A University of Auckland study has analysed almost 5 million antibacterial prescriptions dispensed in New Zealand during 2015 and found that per head of population, courses of antibiotics were more commonly dispensed to Pacific and Māori people than to people of European, Asian or other ethnicities.
“This is not surprising as many infectious diseases, for example rheumatic fever, are more common in Pacific and Māori people,” says lead author Dr Mark Thomas, of the Faculty’s Department of Molecular Medicine and Pathology.
The study, just published in the New Zealand Medical Journal found that while admission to hospital for acute rheumatic fever is approximately 50 times more common in Pacific and Māori people, the rate of dispensing of the antibiotics commonly used to prevent acute rheumatic fever was only 1-2 times more common in Pacific and Maori people, when compared with people of all other ethnicities.
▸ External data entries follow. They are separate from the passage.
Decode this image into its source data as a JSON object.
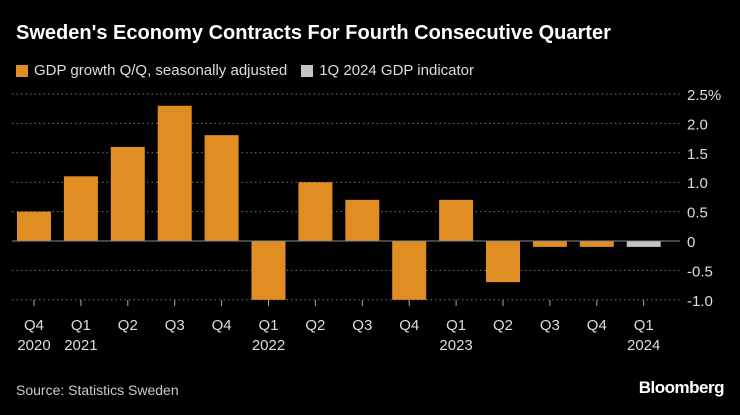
{
  "chart_data": {
    "type": "bar",
    "title": "Sweden's Economy Contracts For Fourth Consecutive Quarter",
    "legend": [
      {
        "name": "GDP growth Q/Q, seasonally adjusted",
        "color": "#e08e24"
      },
      {
        "name": "1Q 2024 GDP indicator",
        "color": "#c4c4c4"
      }
    ],
    "categories": [
      [
        "Q4",
        "2020"
      ],
      [
        "Q1",
        "2021"
      ],
      [
        "Q2",
        ""
      ],
      [
        "Q3",
        ""
      ],
      [
        "Q4",
        ""
      ],
      [
        "Q1",
        "2022"
      ],
      [
        "Q2",
        ""
      ],
      [
        "Q3",
        ""
      ],
      [
        "Q4",
        ""
      ],
      [
        "Q1",
        "2023"
      ],
      [
        "Q2",
        ""
      ],
      [
        "Q3",
        ""
      ],
      [
        "Q4",
        ""
      ],
      [
        "Q1",
        "2024"
      ]
    ],
    "values": [
      0.5,
      1.1,
      1.6,
      2.3,
      1.8,
      -1.0,
      1.0,
      0.7,
      -1.0,
      0.7,
      -0.7,
      -0.1,
      -0.1,
      -0.1
    ],
    "series_index": [
      0,
      0,
      0,
      0,
      0,
      0,
      0,
      0,
      0,
      0,
      0,
      0,
      0,
      1
    ],
    "yticks": [
      "2.5%",
      "2.0",
      "1.5",
      "1.0",
      "0.5",
      "0",
      "-0.5",
      "-1.0"
    ],
    "ytick_values": [
      2.5,
      2.0,
      1.5,
      1.0,
      0.5,
      0,
      -0.5,
      -1.0
    ],
    "ylim": [
      -1.0,
      2.5
    ],
    "grid": true,
    "legend_placement": "top-left"
  },
  "source": "Source: Statistics Sweden",
  "logo": "Bloomberg"
}
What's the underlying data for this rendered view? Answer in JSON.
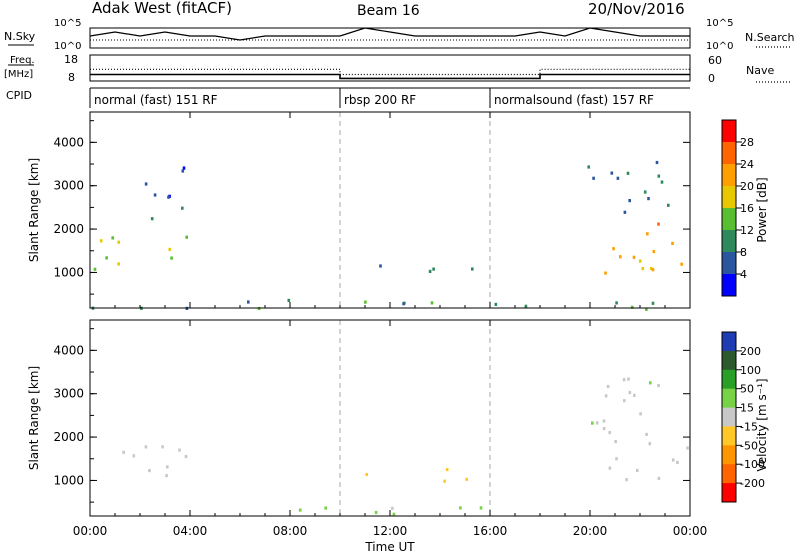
{
  "header": {
    "radar": "Adak West (fitACF)",
    "beam": "Beam 16",
    "date": "20/Nov/2016"
  },
  "panels": {
    "nsky": {
      "left_label": "N.Sky",
      "right_label": "N.Search",
      "left_ticks": [
        "10^5",
        "10^0"
      ],
      "right_ticks": [
        "10^5",
        "10^0"
      ]
    },
    "freq": {
      "left_label_top": "Freq.",
      "left_label_bottom": "[MHz]",
      "right_label": "Nave",
      "left_ticks": [
        "18",
        "8"
      ],
      "right_ticks": [
        "60",
        "0"
      ]
    },
    "cpid": {
      "label": "CPID",
      "segments": [
        {
          "label": "normal (fast) 151 RF",
          "start_hour": 0
        },
        {
          "label": "rbsp 200 RF",
          "start_hour": 10
        },
        {
          "label": "normalsound (fast) 157 RF",
          "start_hour": 16
        }
      ]
    }
  },
  "colorbars": {
    "power": {
      "label": "Power [dB]",
      "ticks": [
        "28",
        "24",
        "20",
        "16",
        "12",
        "8",
        "4"
      ],
      "colors": [
        "#ff0000",
        "#ff6400",
        "#ffa000",
        "#e8c800",
        "#5abf30",
        "#2e8a5a",
        "#2a56a0",
        "#0000ff"
      ]
    },
    "velocity": {
      "label": "Velocity [m s⁻¹]",
      "ticks": [
        "200",
        "100",
        "50",
        "15",
        "-15",
        "-50",
        "-100",
        "-200"
      ],
      "colors": [
        "#1e3cb4",
        "#2d5a2d",
        "#28a028",
        "#78d246",
        "#c8c8c8",
        "#ffc828",
        "#ff9600",
        "#ff6400",
        "#ff0000"
      ]
    }
  },
  "chart_data": [
    {
      "type": "line",
      "title": "N.Sky / N.Search",
      "x_hours": [
        0,
        1,
        2,
        3,
        4,
        5,
        6,
        7,
        8,
        9,
        10,
        11,
        12,
        13,
        14,
        15,
        16,
        17,
        18,
        19,
        20,
        21,
        22,
        23,
        24
      ],
      "series": [
        {
          "name": "N.Sky",
          "values": [
            3,
            4,
            3,
            4,
            3,
            3,
            2,
            3,
            3,
            3,
            3,
            5,
            4,
            3,
            3,
            3,
            3,
            3,
            4,
            3,
            5,
            4,
            3,
            3,
            3
          ]
        },
        {
          "name": "N.Search",
          "values": [
            2,
            2,
            2,
            2,
            2,
            2,
            2,
            2,
            2,
            2,
            2,
            2,
            2,
            2,
            2,
            2,
            2,
            2,
            2,
            2,
            2,
            2,
            2,
            2,
            2
          ]
        }
      ],
      "ylim_log10": [
        0,
        5
      ]
    },
    {
      "type": "line",
      "title": "Freq / Nave",
      "steps": [
        {
          "start_hour": 0,
          "end_hour": 10,
          "freq_mhz": 10.5,
          "nave": 27
        },
        {
          "start_hour": 10,
          "end_hour": 18,
          "freq_mhz": 9.0,
          "nave": 15
        },
        {
          "start_hour": 18,
          "end_hour": 24,
          "freq_mhz": 10.5,
          "nave": 27
        }
      ],
      "freq_ylim": [
        8,
        18
      ],
      "nave_ylim": [
        0,
        60
      ]
    },
    {
      "type": "heatmap",
      "title": "Power",
      "xlabel": "",
      "ylabel": "Slant Range [km]",
      "x_ticks": [
        "00:00",
        "04:00",
        "08:00",
        "12:00",
        "16:00",
        "20:00",
        "00:00"
      ],
      "y_ticks": [
        "1000",
        "2000",
        "3000",
        "4000"
      ],
      "ylim_km": [
        180,
        4700
      ],
      "xlim_hours": [
        0,
        24
      ],
      "regions": [
        {
          "t0": 0.0,
          "t1": 4.1,
          "r0": 1100,
          "r1": 1900,
          "value_db": 16
        },
        {
          "t0": 2.0,
          "t1": 3.8,
          "r0": 2000,
          "r1": 3550,
          "value_db": 6
        },
        {
          "t0": 11.0,
          "t1": 15.5,
          "r0": 1000,
          "r1": 1350,
          "value_db": 8
        },
        {
          "t0": 20.4,
          "t1": 24.0,
          "r0": 1000,
          "r1": 2300,
          "value_db": 22
        },
        {
          "t0": 19.8,
          "t1": 23.5,
          "r0": 2300,
          "r1": 3600,
          "value_db": 8
        },
        {
          "t0": 0.0,
          "t1": 24.0,
          "r0": 180,
          "r1": 420,
          "value_db": 10
        }
      ]
    },
    {
      "type": "heatmap",
      "title": "Velocity",
      "xlabel": "Time UT",
      "ylabel": "Slant Range [km]",
      "x_ticks": [
        "00:00",
        "04:00",
        "08:00",
        "12:00",
        "16:00",
        "20:00",
        "00:00"
      ],
      "y_ticks": [
        "1000",
        "2000",
        "3000",
        "4000"
      ],
      "ylim_km": [
        180,
        4700
      ],
      "xlim_hours": [
        0,
        24
      ],
      "regions": [
        {
          "t0": 0.0,
          "t1": 4.1,
          "r0": 1100,
          "r1": 1900,
          "value_ms": 0
        },
        {
          "t0": 11.0,
          "t1": 15.5,
          "r0": 1000,
          "r1": 1350,
          "value_ms": -40
        },
        {
          "t0": 20.4,
          "t1": 24.0,
          "r0": 1000,
          "r1": 2300,
          "value_ms": 0
        },
        {
          "t0": 19.8,
          "t1": 23.5,
          "r0": 2300,
          "r1": 3600,
          "value_ms": 10
        },
        {
          "t0": 8.0,
          "t1": 18.0,
          "r0": 180,
          "r1": 420,
          "value_ms": 25
        }
      ]
    }
  ]
}
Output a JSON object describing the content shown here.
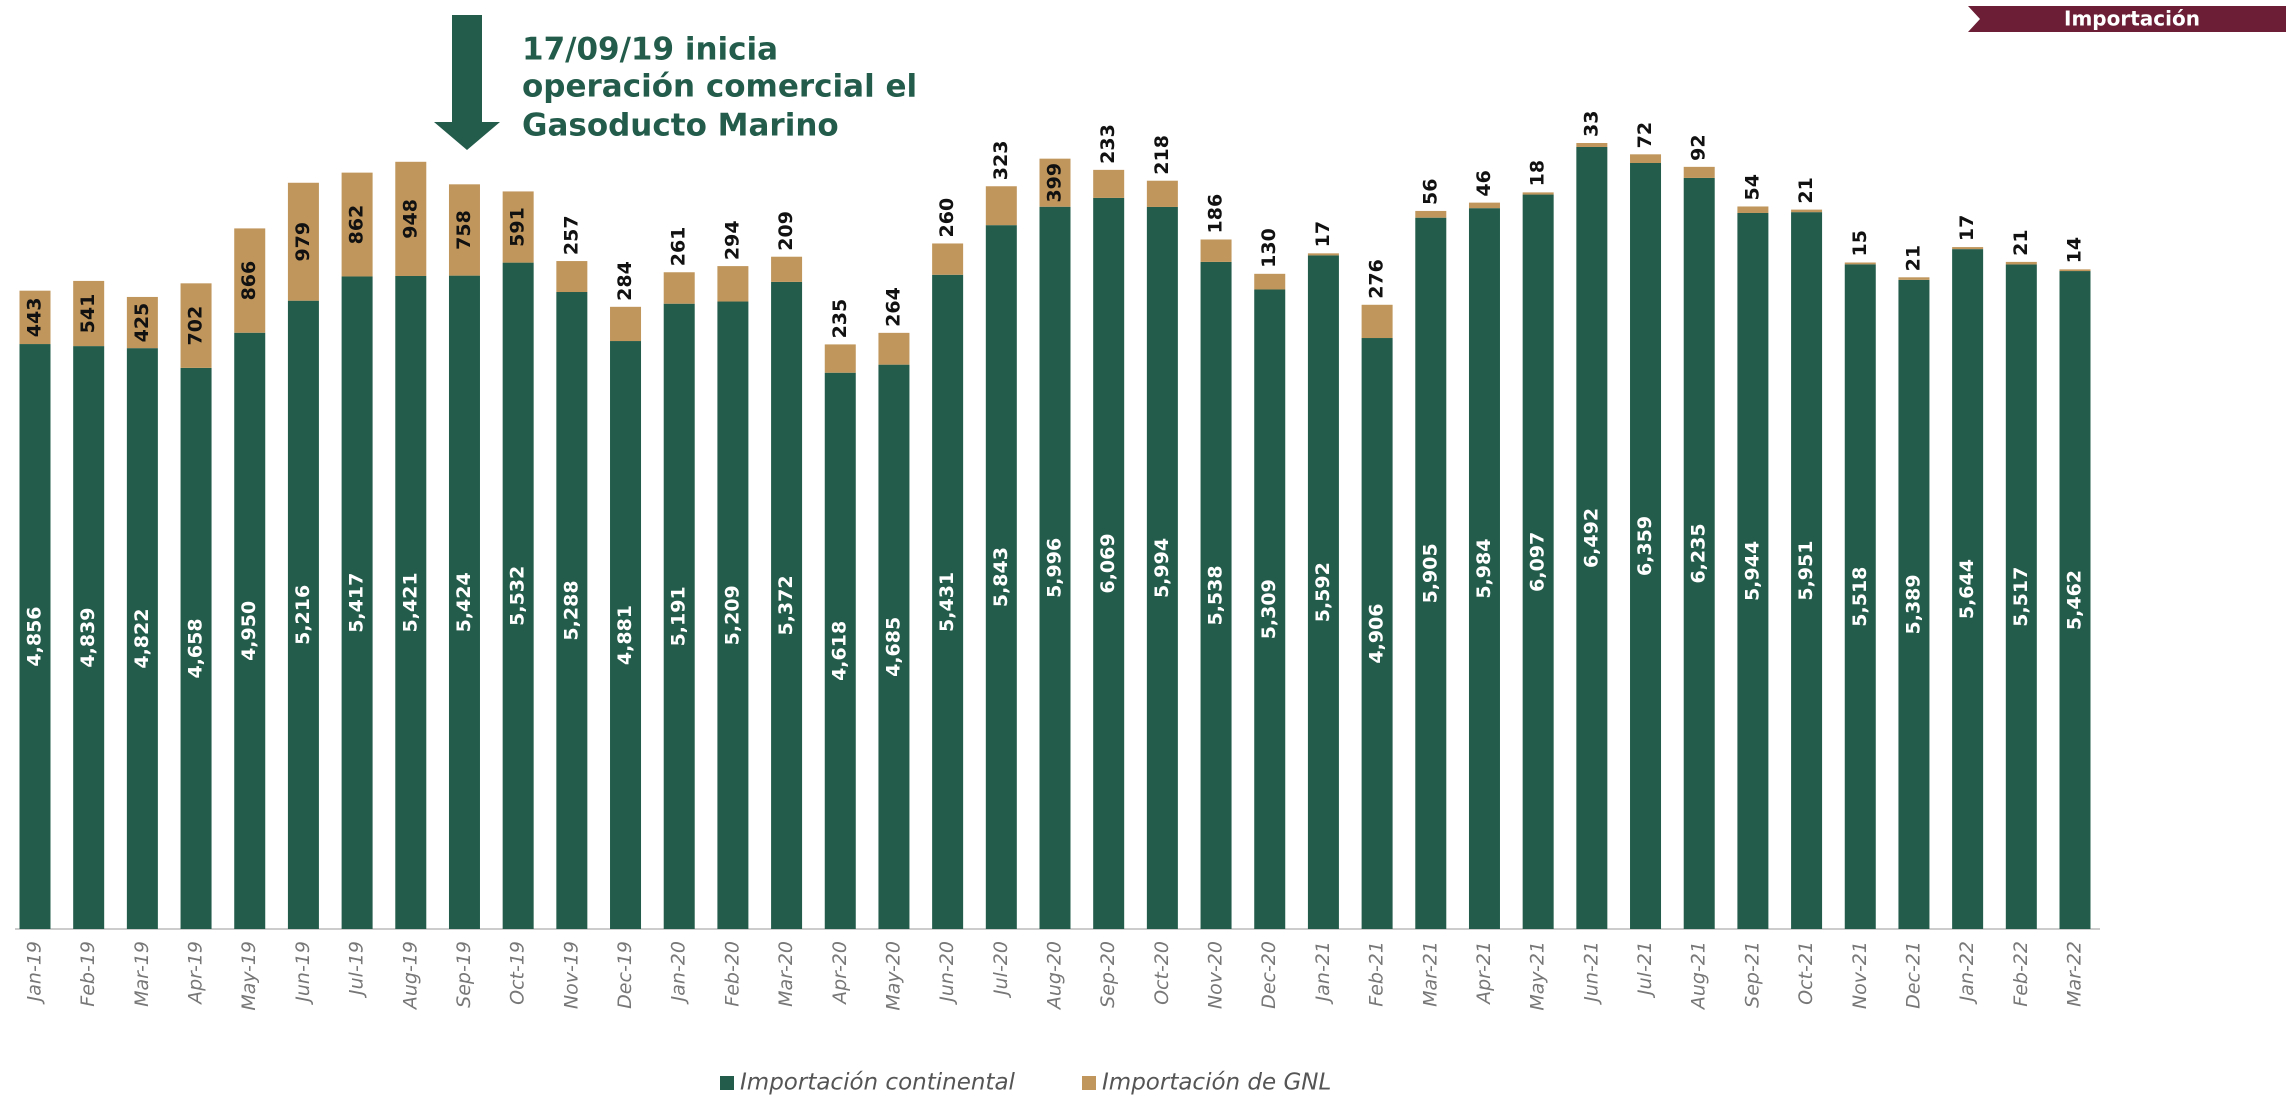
{
  "chart_data": {
    "type": "stacked_bar",
    "badge": "Importación",
    "annotation": [
      "17/09/19 inicia",
      "operación comercial el",
      "Gasoducto Marino"
    ],
    "categories": [
      "Jan-19",
      "Feb-19",
      "Mar-19",
      "Apr-19",
      "May-19",
      "Jun-19",
      "Jul-19",
      "Aug-19",
      "Sep-19",
      "Oct-19",
      "Nov-19",
      "Dec-19",
      "Jan-20",
      "Feb-20",
      "Mar-20",
      "Apr-20",
      "May-20",
      "Jun-20",
      "Jul-20",
      "Aug-20",
      "Sep-20",
      "Oct-20",
      "Nov-20",
      "Dec-20",
      "Jan-21",
      "Feb-21",
      "Mar-21",
      "Apr-21",
      "May-21",
      "Jun-21",
      "Jul-21",
      "Aug-21",
      "Sep-21",
      "Oct-21",
      "Nov-21",
      "Dec-21",
      "Jan-22",
      "Feb-22",
      "Mar-22"
    ],
    "series": [
      {
        "name": "Importación continental",
        "color": "#235c4b",
        "values": [
          4856,
          4839,
          4822,
          4658,
          4950,
          5216,
          5417,
          5421,
          5424,
          5532,
          5288,
          4881,
          5191,
          5209,
          5372,
          4618,
          4685,
          5431,
          5843,
          5996,
          6069,
          5994,
          5538,
          5309,
          5592,
          4906,
          5905,
          5984,
          6097,
          6492,
          6359,
          6235,
          5944,
          5951,
          5518,
          5389,
          5644,
          5517,
          5462
        ],
        "value_labels": [
          "4,856",
          "4,839",
          "4,822",
          "4,658",
          "4,950",
          "5,216",
          "5,417",
          "5,421",
          "5,424",
          "5,532",
          "5,288",
          "4,881",
          "5,191",
          "5,209",
          "5,372",
          "4,618",
          "4,685",
          "5,431",
          "5,843",
          "5,996",
          "6,069",
          "5,994",
          "5,538",
          "5,309",
          "5,592",
          "4,906",
          "5,905",
          "5,984",
          "6,097",
          "6,492",
          "6,359",
          "6,235",
          "5,944",
          "5,951",
          "5,518",
          "5,389",
          "5,644",
          "5,517",
          "5,462"
        ]
      },
      {
        "name": "Importación de GNL",
        "color": "#c0965c",
        "values": [
          443,
          541,
          425,
          702,
          866,
          979,
          862,
          948,
          758,
          591,
          257,
          284,
          261,
          294,
          209,
          235,
          264,
          260,
          323,
          399,
          233,
          218,
          186,
          130,
          17,
          276,
          56,
          46,
          18,
          33,
          72,
          92,
          54,
          21,
          15,
          21,
          17,
          21,
          14
        ]
      }
    ]
  }
}
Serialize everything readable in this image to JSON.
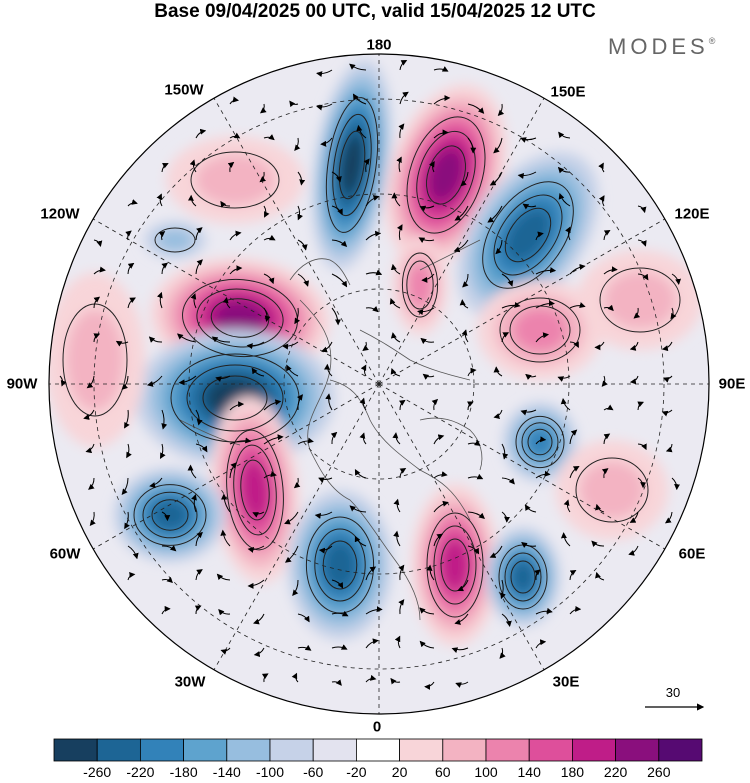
{
  "title": "Base 09/04/2025 00 UTC, valid 15/04/2025 12 UTC",
  "brand": {
    "text": "MODES",
    "mark": "®"
  },
  "longitude_labels": {
    "lon_180": "180",
    "lon_150e": "150E",
    "lon_120e": "120E",
    "lon_90e": "90E",
    "lon_60e": "60E",
    "lon_30e": "30E",
    "lon_0": "0",
    "lon_30w": "30W",
    "lon_60w": "60W",
    "lon_90w": "90W",
    "lon_120w": "120W",
    "lon_150w": "150W"
  },
  "reference_vector": {
    "label": "30"
  },
  "colorbar": {
    "ticks": [
      "-260",
      "-220",
      "-180",
      "-140",
      "-100",
      "-60",
      "-20",
      "20",
      "60",
      "100",
      "140",
      "180",
      "220",
      "260"
    ],
    "colors": [
      "#173f5f",
      "#1d6595",
      "#3282b9",
      "#5ea3ce",
      "#97bedf",
      "#c6d2e8",
      "#e3e3ef",
      "#ffffff",
      "#f8d5d9",
      "#f3b3c2",
      "#ec83ad",
      "#de4f9b",
      "#bf1d88",
      "#8a0f7d",
      "#560a72"
    ]
  }
}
“The authors think that the antibiotics commonly prescribed for sore throat, to prevent rheumatic fever, are being hugely over-prescribed for European, Asian and other people, who are at extremely low risk of rheumatic fever.”
Dr Thomas says the study findings strongly suggest that a very large proportion of the antibiotics dispensed in New Zealand are of no benefit to patients.
“There is considerable scope to reduce antibiotic prescribing in New Zealand, especially for patients with winter coughs and colds.”
“All New Zealanders should make efforts to reduce their antibiotic consumption, and the greatest opportunities to reduce unnecessary antibiotic consumption are in people of European, Asian and other ethnicities.”
“High rates of antibiotic consumption in New Zealand are leading to high rates of antibiotic resistance in the bacteria that infect people in New Zealand.”
“If the present very high levels of antibiotic use continue, antibiotic resistance will be much worse in the years ahead than if we promptly and dramatically reduce our unnecessary use.”
Dr Thomas says the higher levels of antibiotic dispensing for Pacific and Māori people appear to have contributed to methicillin-resistant Staphylococcus aureus (MRSA) becoming a more common cause of staphylococcal infection in Pacific and Māori people than in people of other ethnicities.
Everybody needs to understand that a large proportion of the antibiotics dispensed in the community in New Zealand are unnecessary. All antibiotic use increases the spread of antibiotic resistance.
“We should only take antibiotics when they may make a genuine difference to our health.”